Of course, I understand why gift cards have become “an ancillary service to cyber-crime” in Nigeria. It’s difficult to imagine that so many Nigerians have been legitimately “gifted” these cards by loved ones abroad, and it’s hard to imagine why a loved one abroad would want to gift someone in Nigeria a gift card that’s only redeemable abroad. One could argue that it’s used as a remittance channel, but these gift cards are often converted to cash at very steep discounts, and the process for converting to cash is not often straight-forward and quite risky. We had someone on our team try to sell an Amazon gift card.

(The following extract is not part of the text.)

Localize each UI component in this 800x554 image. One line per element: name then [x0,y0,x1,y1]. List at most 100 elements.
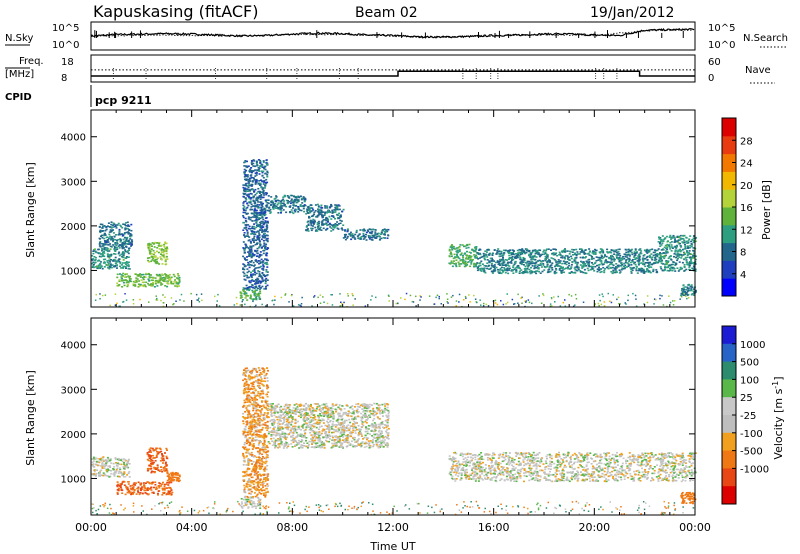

It was via WhatsApp and the process was what I would guess a drug trade would look like. All these rules out any merit behind the idea that the channel is useful for innocent cash remittances. I’m open to any clarity around why there is such a large market for the conversion of foreign gift cards to cash in Nigeria.
We need to do better
Now, we have a business on our hands that deals with the sale of gift cards. We don’t buy your foreign gift cards at SureGifts, we enable you to purchase gift cards exclusively redeemable at your favourite local Nigerian retail brands, and these gift cards are in no way exchangeable for cash as we clearly state in our terms and conditions. So far, SureGifts is still the only local gift card aggregator and retailer in Nigeria, and we even serve government agencies. From the beginning, we were aware that a cash-out window for gift cards creates an opportunity for a dark secondary market, and it could get fraudsters creative around using the instrument for money laundering. It was quite clear to us that any prepaid instrument, closed-loop or otherwise, for which there is a cash-out window will and should have regulatory oversight, and as with banks, any entity facilitating such cash-out should adhere to know-your-customer (KYC) standards. This is important to combat fraud.
I suggest that in pursuing their work to clean up our reputation, local authorities (the Central Bank and EFCC, perhaps) should step in to ensure that the providers of gift card cash-out services identify their customers and collect basic details about how these gift cards were acquired. Maybe this will help combat 25% of this scam issue.